A glass prism of angle $A=60^{^\circ }$ gives a minimum angle of deviation $\theta = 3 0^{^\circ }$ with the maximum error of $1^{^\circ }$ when a beam of parallel light passed through the prism during an experiment.

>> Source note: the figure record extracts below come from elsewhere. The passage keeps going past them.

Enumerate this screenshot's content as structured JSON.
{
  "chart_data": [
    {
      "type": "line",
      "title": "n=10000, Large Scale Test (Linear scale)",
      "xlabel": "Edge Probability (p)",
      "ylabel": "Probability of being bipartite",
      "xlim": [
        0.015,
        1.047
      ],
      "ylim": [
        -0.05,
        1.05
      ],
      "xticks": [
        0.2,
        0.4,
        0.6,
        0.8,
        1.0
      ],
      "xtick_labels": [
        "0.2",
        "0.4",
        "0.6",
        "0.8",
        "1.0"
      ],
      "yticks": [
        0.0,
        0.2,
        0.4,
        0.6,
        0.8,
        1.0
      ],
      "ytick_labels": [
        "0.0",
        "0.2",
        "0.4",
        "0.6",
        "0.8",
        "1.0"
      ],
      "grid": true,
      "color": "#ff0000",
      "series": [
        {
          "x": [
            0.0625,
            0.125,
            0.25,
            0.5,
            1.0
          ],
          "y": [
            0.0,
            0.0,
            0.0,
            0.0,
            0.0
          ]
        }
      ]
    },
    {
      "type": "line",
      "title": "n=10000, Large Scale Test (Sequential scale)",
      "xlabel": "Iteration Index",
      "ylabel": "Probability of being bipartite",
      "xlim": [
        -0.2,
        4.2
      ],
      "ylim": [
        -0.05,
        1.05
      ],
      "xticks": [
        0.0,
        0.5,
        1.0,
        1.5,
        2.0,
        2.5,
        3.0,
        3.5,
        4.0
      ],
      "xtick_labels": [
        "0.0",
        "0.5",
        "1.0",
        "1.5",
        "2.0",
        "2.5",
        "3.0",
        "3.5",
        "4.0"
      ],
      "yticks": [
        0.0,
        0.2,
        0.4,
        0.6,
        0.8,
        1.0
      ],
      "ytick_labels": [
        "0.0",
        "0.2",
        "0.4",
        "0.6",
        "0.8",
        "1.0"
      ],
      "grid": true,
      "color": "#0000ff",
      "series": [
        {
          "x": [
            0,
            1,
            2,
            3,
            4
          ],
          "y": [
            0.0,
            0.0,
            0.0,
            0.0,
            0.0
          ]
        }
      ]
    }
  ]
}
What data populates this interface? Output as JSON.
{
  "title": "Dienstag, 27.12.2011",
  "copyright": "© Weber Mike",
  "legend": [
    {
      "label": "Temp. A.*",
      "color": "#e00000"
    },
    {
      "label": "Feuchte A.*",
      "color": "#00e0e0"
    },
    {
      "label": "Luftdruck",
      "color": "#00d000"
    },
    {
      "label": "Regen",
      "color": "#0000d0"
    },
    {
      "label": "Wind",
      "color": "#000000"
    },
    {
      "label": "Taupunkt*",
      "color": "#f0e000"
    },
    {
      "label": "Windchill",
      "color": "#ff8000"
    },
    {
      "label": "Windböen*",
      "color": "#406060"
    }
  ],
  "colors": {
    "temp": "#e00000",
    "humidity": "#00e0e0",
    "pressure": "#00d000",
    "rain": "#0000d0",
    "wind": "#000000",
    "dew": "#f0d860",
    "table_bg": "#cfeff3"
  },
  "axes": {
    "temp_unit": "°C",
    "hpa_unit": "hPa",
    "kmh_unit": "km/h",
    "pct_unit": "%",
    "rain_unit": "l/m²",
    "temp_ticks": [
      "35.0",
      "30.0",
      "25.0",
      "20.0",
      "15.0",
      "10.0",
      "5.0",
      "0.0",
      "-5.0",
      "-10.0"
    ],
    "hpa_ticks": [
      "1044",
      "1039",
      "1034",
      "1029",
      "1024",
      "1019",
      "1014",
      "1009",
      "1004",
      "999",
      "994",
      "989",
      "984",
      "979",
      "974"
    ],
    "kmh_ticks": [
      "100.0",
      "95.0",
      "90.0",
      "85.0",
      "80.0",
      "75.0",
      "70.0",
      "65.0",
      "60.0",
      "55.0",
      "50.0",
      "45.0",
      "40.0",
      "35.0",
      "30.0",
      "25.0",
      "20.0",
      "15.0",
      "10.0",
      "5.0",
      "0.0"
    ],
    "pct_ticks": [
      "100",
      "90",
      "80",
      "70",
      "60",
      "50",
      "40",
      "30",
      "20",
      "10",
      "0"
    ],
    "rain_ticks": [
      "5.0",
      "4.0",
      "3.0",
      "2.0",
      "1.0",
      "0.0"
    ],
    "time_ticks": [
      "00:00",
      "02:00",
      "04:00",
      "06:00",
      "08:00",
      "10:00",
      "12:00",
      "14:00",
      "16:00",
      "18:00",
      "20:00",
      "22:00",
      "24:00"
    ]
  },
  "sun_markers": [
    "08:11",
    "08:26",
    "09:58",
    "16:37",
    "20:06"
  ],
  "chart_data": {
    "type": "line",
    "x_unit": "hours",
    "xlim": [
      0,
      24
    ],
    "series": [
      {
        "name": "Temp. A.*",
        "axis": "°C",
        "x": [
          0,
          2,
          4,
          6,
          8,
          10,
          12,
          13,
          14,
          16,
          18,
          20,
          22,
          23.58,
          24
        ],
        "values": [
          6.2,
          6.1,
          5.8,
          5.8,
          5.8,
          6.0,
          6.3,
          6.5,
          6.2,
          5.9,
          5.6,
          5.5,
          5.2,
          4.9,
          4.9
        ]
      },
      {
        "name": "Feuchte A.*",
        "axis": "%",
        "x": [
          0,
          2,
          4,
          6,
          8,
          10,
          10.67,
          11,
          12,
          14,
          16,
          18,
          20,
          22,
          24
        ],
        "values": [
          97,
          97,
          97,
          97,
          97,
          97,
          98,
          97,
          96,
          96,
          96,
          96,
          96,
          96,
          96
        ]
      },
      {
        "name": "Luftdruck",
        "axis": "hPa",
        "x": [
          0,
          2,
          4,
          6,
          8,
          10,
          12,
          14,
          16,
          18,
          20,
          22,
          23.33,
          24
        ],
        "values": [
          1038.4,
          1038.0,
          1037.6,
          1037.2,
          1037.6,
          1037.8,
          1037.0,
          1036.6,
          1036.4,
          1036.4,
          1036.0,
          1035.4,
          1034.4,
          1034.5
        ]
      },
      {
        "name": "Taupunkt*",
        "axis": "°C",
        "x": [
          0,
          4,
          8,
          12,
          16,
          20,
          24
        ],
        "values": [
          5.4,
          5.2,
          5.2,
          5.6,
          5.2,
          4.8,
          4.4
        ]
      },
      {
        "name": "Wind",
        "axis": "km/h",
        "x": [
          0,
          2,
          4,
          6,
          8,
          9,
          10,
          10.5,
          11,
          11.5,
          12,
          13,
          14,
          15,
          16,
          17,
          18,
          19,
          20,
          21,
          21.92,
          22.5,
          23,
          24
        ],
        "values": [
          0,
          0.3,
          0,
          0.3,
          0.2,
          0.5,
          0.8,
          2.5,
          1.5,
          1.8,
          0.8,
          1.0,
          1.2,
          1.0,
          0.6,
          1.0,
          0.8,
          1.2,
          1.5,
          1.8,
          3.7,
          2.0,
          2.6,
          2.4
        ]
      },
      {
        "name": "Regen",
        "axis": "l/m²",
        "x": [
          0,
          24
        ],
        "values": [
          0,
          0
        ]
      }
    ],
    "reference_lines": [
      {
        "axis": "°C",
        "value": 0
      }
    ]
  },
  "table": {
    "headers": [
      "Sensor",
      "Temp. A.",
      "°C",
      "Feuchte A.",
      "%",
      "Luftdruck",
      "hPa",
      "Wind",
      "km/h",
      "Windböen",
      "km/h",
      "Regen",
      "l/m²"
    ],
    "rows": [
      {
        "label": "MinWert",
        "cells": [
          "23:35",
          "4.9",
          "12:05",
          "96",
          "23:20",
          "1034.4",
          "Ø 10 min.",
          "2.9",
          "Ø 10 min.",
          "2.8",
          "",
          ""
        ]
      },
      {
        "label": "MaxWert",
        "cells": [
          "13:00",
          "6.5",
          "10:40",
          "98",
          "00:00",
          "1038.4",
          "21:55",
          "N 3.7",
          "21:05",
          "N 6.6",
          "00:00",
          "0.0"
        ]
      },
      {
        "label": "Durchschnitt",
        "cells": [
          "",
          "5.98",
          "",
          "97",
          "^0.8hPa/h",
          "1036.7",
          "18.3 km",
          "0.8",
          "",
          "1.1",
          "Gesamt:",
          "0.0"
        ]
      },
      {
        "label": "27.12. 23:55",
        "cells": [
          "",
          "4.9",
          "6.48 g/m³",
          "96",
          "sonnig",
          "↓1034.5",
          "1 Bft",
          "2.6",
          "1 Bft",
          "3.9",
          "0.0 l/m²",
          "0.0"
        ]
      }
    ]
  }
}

The permissible error in the measurement of refractive index $\mu $ of the material of the prism is :

• A. $\frac{1 0 0 \pi }{1 8 0} \text{\%}$
• B. $\frac{5 \pi }{1 8 0} \text{\%}$
• C. $\frac{5 0 \pi }{1 8 0} \text{\%}$
• D. $\frac{5 \pi }{1 8} \text{\%}$

Answer 1

Answer: (D)

$\mu=\frac{\sin \left(\frac{\delta+ A }{2}\right)}{\left(\sin \left(\frac{ A }{2}\right)\right)},$ where $\delta$ is the minimum deviation , where $\delta$ is the minimum deviation
$\frac{\text{d} \mu }{\text{dδ}}=\frac{cos \left(\frac{\delta + A}{2}\right)}{\text{2sin} \left(\frac{\text{A}}{2}\right)}$
$\Rightarrow \frac{\text{d} \mu }{\mu }=\frac{\text{cos } \left(\frac{\delta + A}{2}\right)}{\text{2sin } \left(\frac{\delta + A}{2}\right)}d\delta$
$\Rightarrow \frac{\text{d} \mu }{\mu }=\frac{1}{2}\text{cot}\left(\frac{\delta + A}{2}\right)\text{dδ}$
$\left(\frac{\delta + A}{2}\right)=45^\circ $
$\Rightarrow \frac{\text{d} \mu }{\mu }\times 100=\frac{1}{2}\text{cot}\left(45 ^\circ \right)\frac{\pi }{180}\times 100$
Percentage error $= \frac{5 \pi }{1 8\%}$